Corporal Mike Gilyeat

of the Royal Military Police

    Mike Gilyeat died on Wednesday, 30th May 2007.  The United States Chinook helicopter he was travelling in crashed in the Kajaki area of northern Helmand in southern Afghanistan. Cpl Gilyeat, 28, known as ‘Gilly’, was a photographer attached to the Media Operations team based at Regional Command (South) in Kandahar.

    Mike Gilyeat was on the aircraft to film the insertion of US troops as part of a wider piece he was producing on a major alliance operation around Kajaki. He died alongside his Canadian colleague, Master Corporal Darrell Priede, aged 30. Five soldiers from the United States Army also died in the crash.

    Mike Gilyeat was a Corporal serving with the Royal Military Police and attached to Regional command (South).

    Born in Hanover, Germany, Cpl Mike Gilyeat followed his father into the Army in August 2002. He had previously served in Iraq (on Op TELIC 6) and had more recently been based in Lisburn, Northern Ireland. He volunteered to deploy to Afghanistan, motivated by a desire to make a difference, and to diversify into news photography.

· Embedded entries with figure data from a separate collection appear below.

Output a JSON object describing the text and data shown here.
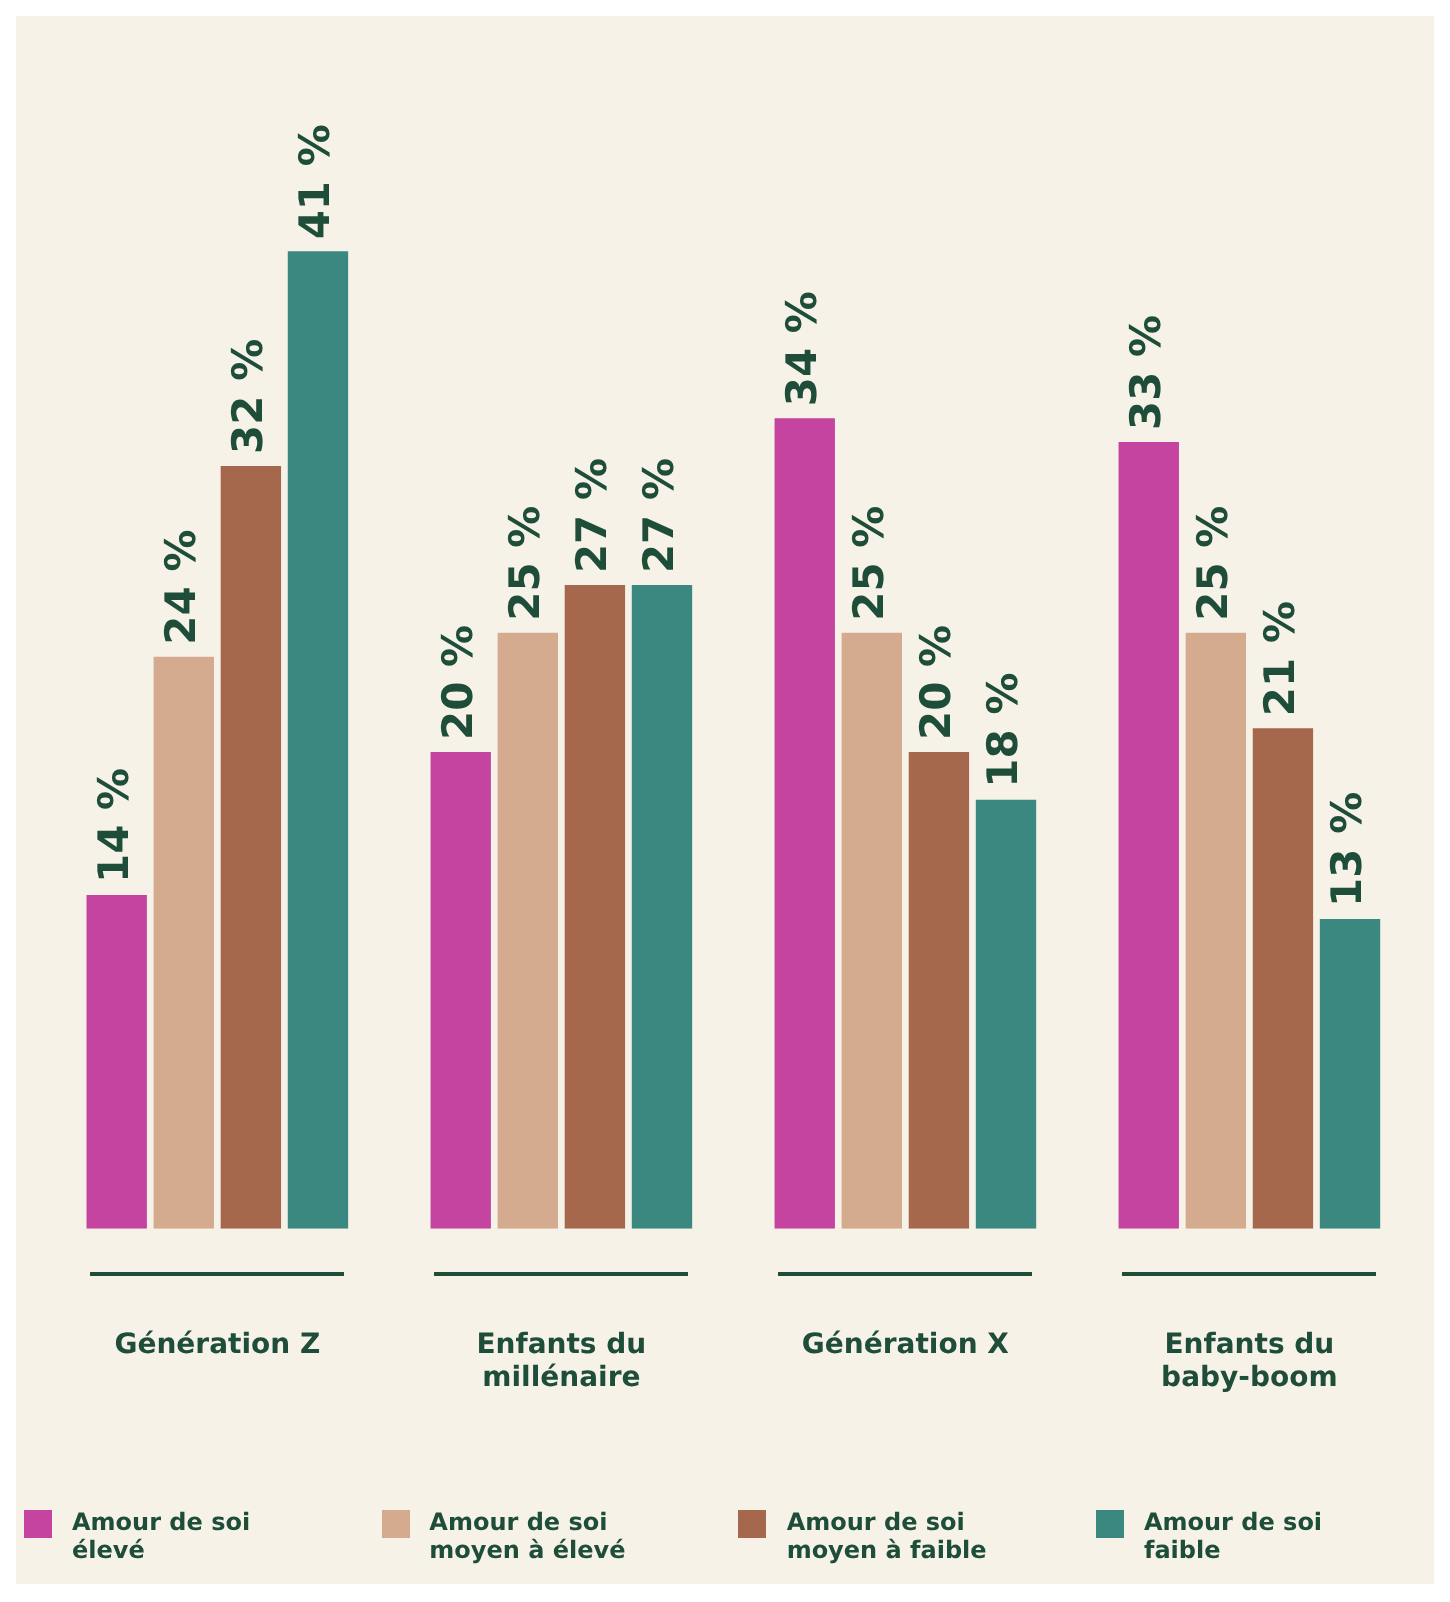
{
  "chart_data": {
    "type": "bar",
    "categories": [
      "Génération Z",
      "Enfants du millénaire",
      "Génération X",
      "Enfants du baby-boom"
    ],
    "series": [
      {
        "name": "Amour de soi élevé",
        "color": "#c4449f",
        "values": [
          14,
          20,
          34,
          33
        ],
        "value_labels": [
          "14 %",
          "20 %",
          "34 %",
          "33 %"
        ]
      },
      {
        "name": "Amour de soi moyen à élevé",
        "color": "#d4ab8f",
        "values": [
          24,
          25,
          25,
          25
        ],
        "value_labels": [
          "24 %",
          "25 %",
          "25 %",
          "25 %"
        ]
      },
      {
        "name": "Amour de soi moyen à faible",
        "color": "#a5684c",
        "values": [
          32,
          27,
          20,
          21
        ],
        "value_labels": [
          "32 %",
          "27 %",
          "20 %",
          "21 %"
        ]
      },
      {
        "name": "Amour de soi faible",
        "color": "#3b8880",
        "values": [
          41,
          27,
          18,
          13
        ],
        "value_labels": [
          "41 %",
          "27 %",
          "18 %",
          "13 %"
        ]
      }
    ],
    "legend": "bottom",
    "grid": false
  }
}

Lieutenant Colonel Mike Smith, his commanding officer in Regional Command (South), said:

   "Cpl Gilyeat was a gifted and enthusiastic member of the team who had made a real difference in the time he had been in theatre. He was an eternally cheerful character who was always quick to lend a hand wherever it was needed and did so without complaint.

   "Despite being an experienced and proud Military Policeman he was thriving in his first employment as a news photographer. He showed great flair and promise and had already produced several powerful images.”

   "In the six weeks he had been in theatre, he had struck up a close friendship with his fellow photographer Master Corporal Priede, with whom he enjoyed a constant stream of banter, usually centred on their friendly competitiveness over pictures.

   "The tragic loss of both of them is something which has been keenly felt by everyone in our team; we miss their infectious enthusiasm, consummate professionalism and unwavering good humour. Our thoughts are with their families and friends."